Book review: Em and the Big Hoom by Jerry Pinto

 This is a book about mental illness that is not mawkish or sentimental. The protagonist tells us about his mother’s descent into schizophrenia and the family’sresponse to it. The graph  of the illness is well mapped from  lucid moments, to the drug induced calm that gives the Mendes family two years of respite to the violent, irrational bursts of anger induced by the onset of an episode.

Life continues between these episodes as the Mendes family,the mother included, try hard to superimpose some semblance of order into this combustible situation that will soon become a permanent feature of their lives.

Em the protagonist’s mother is tough,violent,well read and smokes three packets of beedis a day.

Her hallucinations and wanderings are often irrational and no amount of Freud or delving into her srtcit Roman Catholic upbringing will explain why she sees twenty six foetuses suspended from the fan for  instance. In a grimly evocative  episode she she tries kill herself  yet becomes the nurturing gentle caregiver  to other patients in JJ hospital’s ward 33 where she is admitted and goes to happily when her bouts get out of control. She  senses when ‘Baba’ and  Susan need to study for their exams and April as we learn is a calm month in the Mendes household

The story is pared down to Mumbai’s Mahim, the local Brijawasi shop,’Granny’s’ visits,growing up in the seventies and eighties and the  four Mendeses clinging  on to each other as if to prove family love will defy any decline into madness.

When the locality boys tease the narrator for having amother who is a ‘yedi’ (mad ) his father explains he should think of his mother’s condition  like diabetes -you have to live with it and manage it.  
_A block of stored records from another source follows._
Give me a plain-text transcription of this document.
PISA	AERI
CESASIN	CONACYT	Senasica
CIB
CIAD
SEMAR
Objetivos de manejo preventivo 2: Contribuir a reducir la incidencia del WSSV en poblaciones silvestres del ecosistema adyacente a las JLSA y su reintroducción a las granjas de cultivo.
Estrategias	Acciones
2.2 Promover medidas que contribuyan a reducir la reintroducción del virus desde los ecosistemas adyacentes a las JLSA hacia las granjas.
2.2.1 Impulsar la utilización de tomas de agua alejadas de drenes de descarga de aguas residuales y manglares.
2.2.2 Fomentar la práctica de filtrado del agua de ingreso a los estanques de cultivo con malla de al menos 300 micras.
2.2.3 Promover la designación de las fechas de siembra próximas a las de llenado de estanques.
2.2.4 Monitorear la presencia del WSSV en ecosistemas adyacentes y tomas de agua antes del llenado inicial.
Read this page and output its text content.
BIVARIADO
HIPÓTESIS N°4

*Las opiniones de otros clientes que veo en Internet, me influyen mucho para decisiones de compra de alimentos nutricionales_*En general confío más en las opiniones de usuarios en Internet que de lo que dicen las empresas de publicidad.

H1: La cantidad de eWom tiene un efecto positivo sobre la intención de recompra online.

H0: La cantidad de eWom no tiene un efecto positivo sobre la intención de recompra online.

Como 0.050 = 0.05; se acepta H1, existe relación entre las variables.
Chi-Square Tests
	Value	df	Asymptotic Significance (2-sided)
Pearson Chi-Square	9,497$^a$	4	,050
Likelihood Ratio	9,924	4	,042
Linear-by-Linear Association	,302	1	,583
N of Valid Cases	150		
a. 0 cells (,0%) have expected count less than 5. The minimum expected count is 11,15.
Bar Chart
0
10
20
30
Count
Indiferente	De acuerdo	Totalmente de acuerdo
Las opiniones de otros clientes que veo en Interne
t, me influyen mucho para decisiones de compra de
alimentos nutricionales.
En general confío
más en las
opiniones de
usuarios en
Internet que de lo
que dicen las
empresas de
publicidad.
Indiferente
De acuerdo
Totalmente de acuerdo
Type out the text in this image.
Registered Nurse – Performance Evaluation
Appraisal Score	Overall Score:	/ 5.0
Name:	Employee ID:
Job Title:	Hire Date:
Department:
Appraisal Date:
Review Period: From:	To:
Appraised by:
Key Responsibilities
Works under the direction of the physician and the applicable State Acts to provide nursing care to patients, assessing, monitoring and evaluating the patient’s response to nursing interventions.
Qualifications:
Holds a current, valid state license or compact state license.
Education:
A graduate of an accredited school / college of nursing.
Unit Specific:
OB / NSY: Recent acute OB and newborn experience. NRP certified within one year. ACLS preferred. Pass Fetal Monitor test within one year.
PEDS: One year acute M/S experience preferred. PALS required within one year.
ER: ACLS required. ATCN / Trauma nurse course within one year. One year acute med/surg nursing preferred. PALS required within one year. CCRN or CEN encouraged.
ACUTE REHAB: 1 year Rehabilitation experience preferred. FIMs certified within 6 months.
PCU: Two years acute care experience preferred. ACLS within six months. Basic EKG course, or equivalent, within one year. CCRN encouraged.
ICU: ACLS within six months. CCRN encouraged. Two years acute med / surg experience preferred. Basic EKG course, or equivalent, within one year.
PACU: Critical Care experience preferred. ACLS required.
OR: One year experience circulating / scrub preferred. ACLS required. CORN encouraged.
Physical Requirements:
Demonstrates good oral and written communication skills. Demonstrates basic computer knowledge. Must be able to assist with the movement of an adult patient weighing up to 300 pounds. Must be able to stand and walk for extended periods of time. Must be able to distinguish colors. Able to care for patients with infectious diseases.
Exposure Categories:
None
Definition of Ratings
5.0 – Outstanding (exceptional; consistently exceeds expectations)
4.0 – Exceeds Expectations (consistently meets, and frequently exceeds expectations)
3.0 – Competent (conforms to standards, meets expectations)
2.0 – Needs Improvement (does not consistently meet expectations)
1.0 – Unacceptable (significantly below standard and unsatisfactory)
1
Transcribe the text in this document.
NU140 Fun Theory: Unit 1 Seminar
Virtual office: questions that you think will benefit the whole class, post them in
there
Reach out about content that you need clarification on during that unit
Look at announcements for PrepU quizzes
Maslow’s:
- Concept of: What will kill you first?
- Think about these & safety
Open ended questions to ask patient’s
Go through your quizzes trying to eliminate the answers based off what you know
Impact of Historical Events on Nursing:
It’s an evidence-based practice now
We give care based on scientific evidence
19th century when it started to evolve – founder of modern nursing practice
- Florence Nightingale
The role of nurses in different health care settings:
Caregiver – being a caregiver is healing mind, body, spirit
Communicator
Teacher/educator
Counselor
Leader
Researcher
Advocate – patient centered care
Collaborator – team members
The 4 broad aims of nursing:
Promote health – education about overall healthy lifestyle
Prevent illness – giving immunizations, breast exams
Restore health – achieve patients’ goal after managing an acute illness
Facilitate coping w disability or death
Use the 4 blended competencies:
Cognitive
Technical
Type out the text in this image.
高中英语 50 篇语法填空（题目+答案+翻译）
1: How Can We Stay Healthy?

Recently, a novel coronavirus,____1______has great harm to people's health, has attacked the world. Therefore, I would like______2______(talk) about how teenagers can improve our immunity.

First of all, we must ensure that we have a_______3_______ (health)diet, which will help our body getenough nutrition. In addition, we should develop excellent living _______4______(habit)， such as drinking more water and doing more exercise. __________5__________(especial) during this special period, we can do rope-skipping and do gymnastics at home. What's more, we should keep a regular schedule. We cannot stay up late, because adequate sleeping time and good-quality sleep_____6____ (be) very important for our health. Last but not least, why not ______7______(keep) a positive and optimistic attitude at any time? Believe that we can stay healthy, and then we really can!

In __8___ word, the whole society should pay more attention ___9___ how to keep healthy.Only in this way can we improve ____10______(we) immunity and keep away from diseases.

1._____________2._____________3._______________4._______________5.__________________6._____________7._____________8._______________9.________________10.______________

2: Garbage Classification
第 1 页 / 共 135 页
At the end Em dies and we feel the void as much as the protagonist does. The Big Hoom as the narrator’s father is referred to shows a stoic dignity through it all and is one character I wish I had gotten to know better.

It is an extremely well written book. It is controlled and well crafted yet it never hesitates to let  the emotion shine through. I think this is a definite must have on one’s bookshelf.